A couple of days ago, I overheard my daughter speaking in English while she was playing by herself with her My Little Pony collection. I made it a point to observe her a bit more intently – without her knowledge, of course – just to make sure she wasn’t just saying a few words in English, as she’s done in the past.

I don’t know why it surprised me, but the whole time the ponies were speaking English to each other, saying things like: “I need help! Somebody please help me!” (I’ve no idea what game she was playing). I made sure to listen for a while to see if Spanish would sip into the equation, but after about 10 minutes, it hadn’t.

I guess I shouldn’t have been surprised because, even though I’ve tried to keep up with our bilingual playgroup, ever since I went back to work full time, it’s been really difficult.  This means that she spends the majority of her playing time at preschool with her little monolingual (English) friends. And this got me thinking about a really interesting topic that one of my favorite bilingualism experts, Prof. Francois Grosjean, has written about extensively. Language usage for bilinguals highly depends on the domains of their lives (the life areas) they are involved in at any given time.

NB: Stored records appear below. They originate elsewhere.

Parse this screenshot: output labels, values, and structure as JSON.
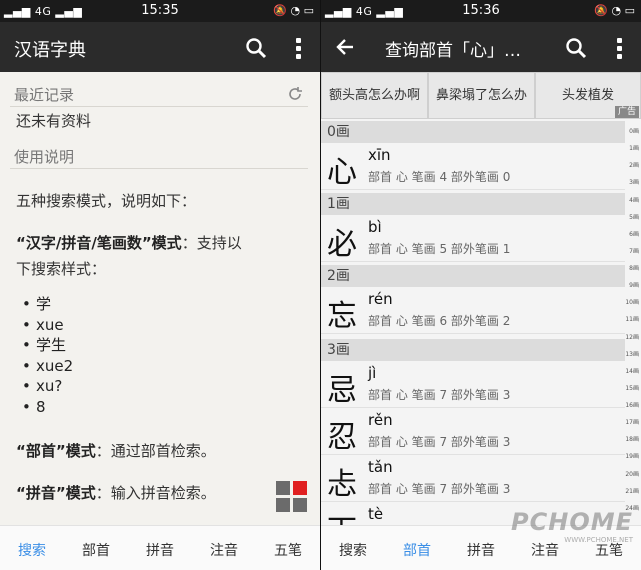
{
  "left": {
    "status": {
      "signal": "4G",
      "time": "15:35"
    },
    "appbar": {
      "title": "汉语字典"
    },
    "recent": {
      "header": "最近记录",
      "empty": "还未有资料"
    },
    "usage": {
      "header": "使用说明",
      "intro": "五种搜索模式，说明如下：",
      "mode1_bold": "“汉字/拼音/笔画数”模式",
      "mode1_rest": "：支持以",
      "mode1_cont": "下搜索样式：",
      "examples": [
        "学",
        "xue",
        "学生",
        "xue2",
        "xu?",
        "8"
      ],
      "mode2_bold": "“部首”模式",
      "mode2_rest": "：通过部首检索。",
      "mode3_bold": "“拼音”模式",
      "mode3_rest": "：输入拼音检索。"
    },
    "tabs": [
      "搜索",
      "部首",
      "拼音",
      "注音",
      "五笔"
    ],
    "active_tab": "搜索"
  },
  "right": {
    "status": {
      "signal": "4G",
      "time": "15:36"
    },
    "appbar": {
      "title": "查询部首「心」…"
    },
    "ads": [
      "额头高怎么办啊",
      "鼻梁塌了怎么办",
      "头发植发"
    ],
    "ad_tag": "广告",
    "groups": [
      {
        "header": "0画",
        "entries": [
          {
            "char": "心",
            "pinyin": "xīn",
            "meta": "部首 心   笔画 4   部外笔画 0"
          }
        ]
      },
      {
        "header": "1画",
        "entries": [
          {
            "char": "必",
            "pinyin": "bì",
            "meta": "部首 心   笔画 5   部外笔画 1"
          }
        ]
      },
      {
        "header": "2画",
        "entries": [
          {
            "char": "忘",
            "pinyin": "rén",
            "meta": "部首 心   笔画 6   部外笔画 2"
          }
        ]
      },
      {
        "header": "3画",
        "entries": [
          {
            "char": "忌",
            "pinyin": "jì",
            "meta": "部首 心   笔画 7   部外笔画 3"
          },
          {
            "char": "忍",
            "pinyin": "rěn",
            "meta": "部首 心   笔画 7   部外笔画 3"
          },
          {
            "char": "忐",
            "pinyin": "tǎn",
            "meta": "部首 心   笔画 7   部外笔画 3"
          },
          {
            "char": "下",
            "pinyin": "tè",
            "meta": ""
          }
        ]
      }
    ],
    "index": [
      "0画",
      "1画",
      "2画",
      "3画",
      "4画",
      "5画",
      "6画",
      "7画",
      "8画",
      "9画",
      "10画",
      "11画",
      "12画",
      "13画",
      "14画",
      "15画",
      "16画",
      "17画",
      "18画",
      "19画",
      "20画",
      "21画",
      "24画"
    ],
    "tabs": [
      "搜索",
      "部首",
      "拼音",
      "注音",
      "五笔"
    ],
    "active_tab": "部首"
  },
  "watermark": {
    "text": "PCHOME",
    "sub": "WWW.PCHOME.NET"
  }
}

In other words, in my own life, in certain specific situations I use only Spanish (with the nanny, my children, and the part of  my family who is monolingual back home in Peru), in others I use only English (at work, at my daughter’s preschool, when I go shopping, when I read instructions), and in some domains I use both languages (with my husband, my mom, my siblings and some of my bilingual friends, and when I write.)

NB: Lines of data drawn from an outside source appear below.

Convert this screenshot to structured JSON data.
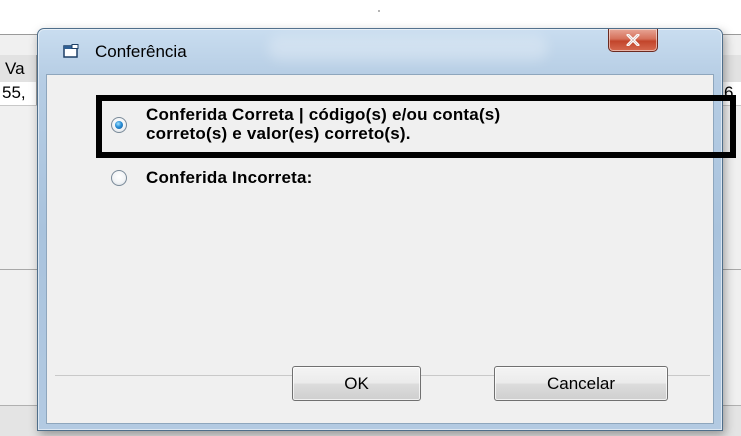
{
  "background_window": {
    "header_left_text": "Va",
    "row_left_text": "55,",
    "row_right_text": "6"
  },
  "dialog": {
    "title": "Conferência",
    "icon": "window-app-icon",
    "close_icon": "close-icon",
    "options": [
      {
        "line1": "Conferida Correta | código(s) e/ou conta(s)",
        "line2": "correto(s) e valor(es) correto(s).",
        "selected": true
      },
      {
        "line1": "Conferida Incorreta:",
        "selected": false
      }
    ],
    "buttons": {
      "ok": "OK",
      "cancel": "Cancelar"
    }
  },
  "colors": {
    "title_bar": "#b6cde4",
    "close_button": "#c2452b",
    "highlight_border": "#000000",
    "radio_selected": "#2a8fd6"
  }
}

Grosjean calls this the complimentary principle. This is from his latest book, Bilingual: Life and Reality, which I highly recommend because, if you’re bilingual, you’ll immediately see yourself in it.

Bilinguals usually acquire and use their languages for different purposes, in different domains of life, with different people. Different aspects of life often require different languages.”

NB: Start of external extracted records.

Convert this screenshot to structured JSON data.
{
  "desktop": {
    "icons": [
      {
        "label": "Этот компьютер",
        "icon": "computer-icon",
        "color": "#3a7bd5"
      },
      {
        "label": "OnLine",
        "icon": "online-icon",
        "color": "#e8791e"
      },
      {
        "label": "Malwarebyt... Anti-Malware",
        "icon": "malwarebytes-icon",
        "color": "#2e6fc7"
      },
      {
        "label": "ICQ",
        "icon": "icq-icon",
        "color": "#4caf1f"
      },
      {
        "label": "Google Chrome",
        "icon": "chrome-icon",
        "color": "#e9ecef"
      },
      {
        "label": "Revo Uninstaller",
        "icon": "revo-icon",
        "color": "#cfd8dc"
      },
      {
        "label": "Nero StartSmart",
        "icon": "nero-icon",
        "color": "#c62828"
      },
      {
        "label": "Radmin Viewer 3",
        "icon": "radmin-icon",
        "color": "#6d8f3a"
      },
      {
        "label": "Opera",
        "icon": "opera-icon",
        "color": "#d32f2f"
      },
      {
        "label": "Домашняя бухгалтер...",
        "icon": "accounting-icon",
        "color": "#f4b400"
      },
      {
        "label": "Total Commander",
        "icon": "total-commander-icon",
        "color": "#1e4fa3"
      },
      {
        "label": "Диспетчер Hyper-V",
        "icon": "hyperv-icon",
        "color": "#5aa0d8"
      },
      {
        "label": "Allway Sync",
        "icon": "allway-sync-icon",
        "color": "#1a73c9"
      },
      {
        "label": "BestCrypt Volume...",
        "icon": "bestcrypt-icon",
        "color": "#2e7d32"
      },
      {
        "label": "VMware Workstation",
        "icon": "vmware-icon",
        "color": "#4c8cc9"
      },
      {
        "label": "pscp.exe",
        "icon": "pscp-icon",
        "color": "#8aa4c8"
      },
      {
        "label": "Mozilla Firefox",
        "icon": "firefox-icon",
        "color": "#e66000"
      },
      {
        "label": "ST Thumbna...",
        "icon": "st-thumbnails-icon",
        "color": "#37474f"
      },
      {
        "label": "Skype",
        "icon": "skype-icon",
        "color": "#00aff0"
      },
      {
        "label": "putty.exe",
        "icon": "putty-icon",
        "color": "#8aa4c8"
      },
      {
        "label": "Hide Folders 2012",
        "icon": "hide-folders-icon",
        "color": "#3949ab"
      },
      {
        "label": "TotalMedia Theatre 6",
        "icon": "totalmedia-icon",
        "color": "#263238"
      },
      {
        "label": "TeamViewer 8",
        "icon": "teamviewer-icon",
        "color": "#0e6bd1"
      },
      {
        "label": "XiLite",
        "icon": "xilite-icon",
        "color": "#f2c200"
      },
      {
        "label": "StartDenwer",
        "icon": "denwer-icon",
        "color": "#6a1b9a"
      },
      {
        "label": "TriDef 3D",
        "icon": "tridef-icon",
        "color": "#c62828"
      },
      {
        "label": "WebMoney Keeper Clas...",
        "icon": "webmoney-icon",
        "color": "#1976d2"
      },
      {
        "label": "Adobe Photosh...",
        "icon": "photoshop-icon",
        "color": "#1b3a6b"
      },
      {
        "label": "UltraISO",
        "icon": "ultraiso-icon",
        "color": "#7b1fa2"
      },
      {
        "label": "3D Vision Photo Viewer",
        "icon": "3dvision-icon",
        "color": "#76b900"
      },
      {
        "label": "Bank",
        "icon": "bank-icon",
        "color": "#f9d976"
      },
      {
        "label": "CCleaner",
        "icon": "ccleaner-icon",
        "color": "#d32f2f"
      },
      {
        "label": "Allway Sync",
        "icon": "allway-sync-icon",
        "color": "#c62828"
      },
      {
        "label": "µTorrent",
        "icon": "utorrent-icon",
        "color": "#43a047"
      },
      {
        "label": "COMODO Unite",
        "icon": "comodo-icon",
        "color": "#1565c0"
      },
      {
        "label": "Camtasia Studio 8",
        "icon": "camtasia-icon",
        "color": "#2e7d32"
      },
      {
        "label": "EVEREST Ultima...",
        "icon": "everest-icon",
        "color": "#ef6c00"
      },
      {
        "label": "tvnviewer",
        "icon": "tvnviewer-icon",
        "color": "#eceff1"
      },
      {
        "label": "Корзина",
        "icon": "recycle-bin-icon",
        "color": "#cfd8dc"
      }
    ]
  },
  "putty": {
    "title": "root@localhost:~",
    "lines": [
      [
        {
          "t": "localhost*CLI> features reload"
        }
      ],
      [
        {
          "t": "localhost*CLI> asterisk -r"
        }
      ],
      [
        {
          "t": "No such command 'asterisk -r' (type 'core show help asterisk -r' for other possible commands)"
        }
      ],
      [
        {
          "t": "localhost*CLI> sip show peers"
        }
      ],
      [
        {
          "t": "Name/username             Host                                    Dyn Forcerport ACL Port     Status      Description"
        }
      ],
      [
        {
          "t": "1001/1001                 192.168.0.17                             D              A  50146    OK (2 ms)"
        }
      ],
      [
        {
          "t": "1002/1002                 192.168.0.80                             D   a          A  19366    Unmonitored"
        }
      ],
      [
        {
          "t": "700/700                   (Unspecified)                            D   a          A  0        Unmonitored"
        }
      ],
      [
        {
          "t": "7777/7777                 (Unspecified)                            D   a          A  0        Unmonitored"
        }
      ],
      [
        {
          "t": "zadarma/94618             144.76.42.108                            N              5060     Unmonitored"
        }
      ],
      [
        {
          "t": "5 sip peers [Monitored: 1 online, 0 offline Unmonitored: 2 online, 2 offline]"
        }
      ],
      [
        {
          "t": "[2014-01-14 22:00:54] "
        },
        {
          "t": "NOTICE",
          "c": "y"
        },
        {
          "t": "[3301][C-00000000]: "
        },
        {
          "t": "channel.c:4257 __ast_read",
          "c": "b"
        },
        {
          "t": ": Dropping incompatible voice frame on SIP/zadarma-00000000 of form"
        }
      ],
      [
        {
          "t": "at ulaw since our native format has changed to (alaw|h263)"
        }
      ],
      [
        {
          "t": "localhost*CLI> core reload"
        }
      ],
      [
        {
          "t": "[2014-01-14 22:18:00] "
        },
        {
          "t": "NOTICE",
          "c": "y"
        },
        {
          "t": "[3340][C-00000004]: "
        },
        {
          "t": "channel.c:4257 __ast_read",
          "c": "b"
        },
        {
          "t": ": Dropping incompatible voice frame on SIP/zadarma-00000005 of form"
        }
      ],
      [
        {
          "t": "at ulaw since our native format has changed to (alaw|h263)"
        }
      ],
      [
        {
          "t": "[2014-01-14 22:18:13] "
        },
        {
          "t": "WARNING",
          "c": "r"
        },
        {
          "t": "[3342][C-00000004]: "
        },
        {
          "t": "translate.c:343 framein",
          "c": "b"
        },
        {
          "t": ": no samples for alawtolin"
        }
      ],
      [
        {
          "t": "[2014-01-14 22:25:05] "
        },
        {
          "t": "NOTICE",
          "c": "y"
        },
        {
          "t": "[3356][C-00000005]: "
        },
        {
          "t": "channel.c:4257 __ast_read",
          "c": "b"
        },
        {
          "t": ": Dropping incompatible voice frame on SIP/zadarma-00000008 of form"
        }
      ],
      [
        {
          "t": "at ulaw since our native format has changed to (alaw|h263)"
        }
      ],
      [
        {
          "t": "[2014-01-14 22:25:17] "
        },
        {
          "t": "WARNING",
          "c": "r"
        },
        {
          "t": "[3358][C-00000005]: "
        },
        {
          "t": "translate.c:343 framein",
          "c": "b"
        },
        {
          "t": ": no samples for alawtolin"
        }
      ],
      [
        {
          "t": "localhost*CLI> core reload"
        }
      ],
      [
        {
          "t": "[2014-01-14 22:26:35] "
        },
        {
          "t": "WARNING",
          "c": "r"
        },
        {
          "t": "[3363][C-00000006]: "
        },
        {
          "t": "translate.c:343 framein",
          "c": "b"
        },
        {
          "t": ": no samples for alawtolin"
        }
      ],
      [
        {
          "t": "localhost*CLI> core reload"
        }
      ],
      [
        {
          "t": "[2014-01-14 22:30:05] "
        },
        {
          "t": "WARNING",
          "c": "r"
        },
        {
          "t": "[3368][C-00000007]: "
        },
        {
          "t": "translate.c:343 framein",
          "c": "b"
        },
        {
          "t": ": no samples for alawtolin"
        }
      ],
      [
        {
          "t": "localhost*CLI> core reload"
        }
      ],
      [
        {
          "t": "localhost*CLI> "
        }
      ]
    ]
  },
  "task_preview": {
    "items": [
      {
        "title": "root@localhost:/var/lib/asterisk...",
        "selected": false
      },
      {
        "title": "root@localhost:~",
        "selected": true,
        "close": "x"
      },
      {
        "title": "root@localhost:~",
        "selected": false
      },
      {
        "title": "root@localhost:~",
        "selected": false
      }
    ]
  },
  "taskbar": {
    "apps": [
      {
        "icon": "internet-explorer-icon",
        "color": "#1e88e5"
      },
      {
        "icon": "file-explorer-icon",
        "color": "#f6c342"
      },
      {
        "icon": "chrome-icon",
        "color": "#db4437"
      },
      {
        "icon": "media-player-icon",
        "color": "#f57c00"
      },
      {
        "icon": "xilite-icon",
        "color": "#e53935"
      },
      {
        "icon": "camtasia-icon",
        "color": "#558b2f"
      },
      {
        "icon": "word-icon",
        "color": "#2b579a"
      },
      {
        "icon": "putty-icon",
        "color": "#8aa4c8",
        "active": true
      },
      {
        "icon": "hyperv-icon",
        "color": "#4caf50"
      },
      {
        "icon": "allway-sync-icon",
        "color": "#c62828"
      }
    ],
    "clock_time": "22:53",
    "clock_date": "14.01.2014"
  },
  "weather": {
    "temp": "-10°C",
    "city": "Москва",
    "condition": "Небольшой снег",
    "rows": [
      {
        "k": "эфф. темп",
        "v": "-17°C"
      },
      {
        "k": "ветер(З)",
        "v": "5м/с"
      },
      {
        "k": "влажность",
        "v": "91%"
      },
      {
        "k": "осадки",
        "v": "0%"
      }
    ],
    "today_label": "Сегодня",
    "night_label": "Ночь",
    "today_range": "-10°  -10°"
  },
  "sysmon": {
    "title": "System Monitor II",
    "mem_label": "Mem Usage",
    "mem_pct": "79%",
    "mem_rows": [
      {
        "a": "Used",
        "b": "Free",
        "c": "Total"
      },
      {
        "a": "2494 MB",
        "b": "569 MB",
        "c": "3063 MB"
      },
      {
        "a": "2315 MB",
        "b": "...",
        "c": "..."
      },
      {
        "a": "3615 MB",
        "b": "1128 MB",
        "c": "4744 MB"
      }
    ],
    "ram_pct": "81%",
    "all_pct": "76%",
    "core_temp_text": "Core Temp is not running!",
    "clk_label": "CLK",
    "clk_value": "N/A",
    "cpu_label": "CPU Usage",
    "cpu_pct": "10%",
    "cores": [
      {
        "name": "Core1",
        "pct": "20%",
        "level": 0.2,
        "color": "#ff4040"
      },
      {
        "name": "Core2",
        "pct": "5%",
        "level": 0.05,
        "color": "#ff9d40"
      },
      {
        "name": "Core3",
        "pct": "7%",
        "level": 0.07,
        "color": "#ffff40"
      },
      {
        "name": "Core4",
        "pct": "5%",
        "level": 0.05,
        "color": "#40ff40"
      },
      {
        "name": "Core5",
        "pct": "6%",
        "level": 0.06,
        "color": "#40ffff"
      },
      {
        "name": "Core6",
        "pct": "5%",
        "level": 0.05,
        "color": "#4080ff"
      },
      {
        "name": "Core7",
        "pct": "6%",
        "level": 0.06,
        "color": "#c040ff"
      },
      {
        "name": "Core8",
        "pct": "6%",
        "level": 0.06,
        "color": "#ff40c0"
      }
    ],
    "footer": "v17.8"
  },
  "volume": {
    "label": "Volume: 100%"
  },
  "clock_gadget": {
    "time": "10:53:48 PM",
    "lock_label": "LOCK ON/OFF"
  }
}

So why does this even matter? Well, because the complimentary principle affects, among other things, fluency in each of our languages.

For example, I’ve always, always prayed in Spanish and, even though I consider myself bilingual, I have a hard time following a religious service in English because I learned my religion’s prayers in Spanish! It’s not so much that I can’t do it, it has more to do with feeling weird and out of place.

Here’s another personal example, back in the days when I worked in television production – and even though I worked at Univision – all the technical terminology I learned and used was in English. So, whenever I’m talking to my husband (who still in the business) about this topic, we use English. I just simply don’t have the vocabulary for this area of my life in Spanish.

Does this mean I’m not really bilingual or less of a bilingual? Not at all! According to the complimentary principle, this is exactly the way it’s supposed to be for bilinguals. It’s very rare for all domains of our lives to be covered by all our languages.

More from Grosjean’s book:

It is precisely because the need for and uses of their languages are usually quite different that bilinguals do not develop equal and total fluency in all their languages.”

Something to definitely keep in mind when it comes to raising bilingual children, ¿no creen?

Now you see why it really should’ve come as no surprise that my daughter plays in English. This is the language she uses the most in that domain of her life. I guess it’s time to go figure out a way to go back to our bilingual playgroup!

How about your kids? In which areas of their lives do they use each of their languages? And, you?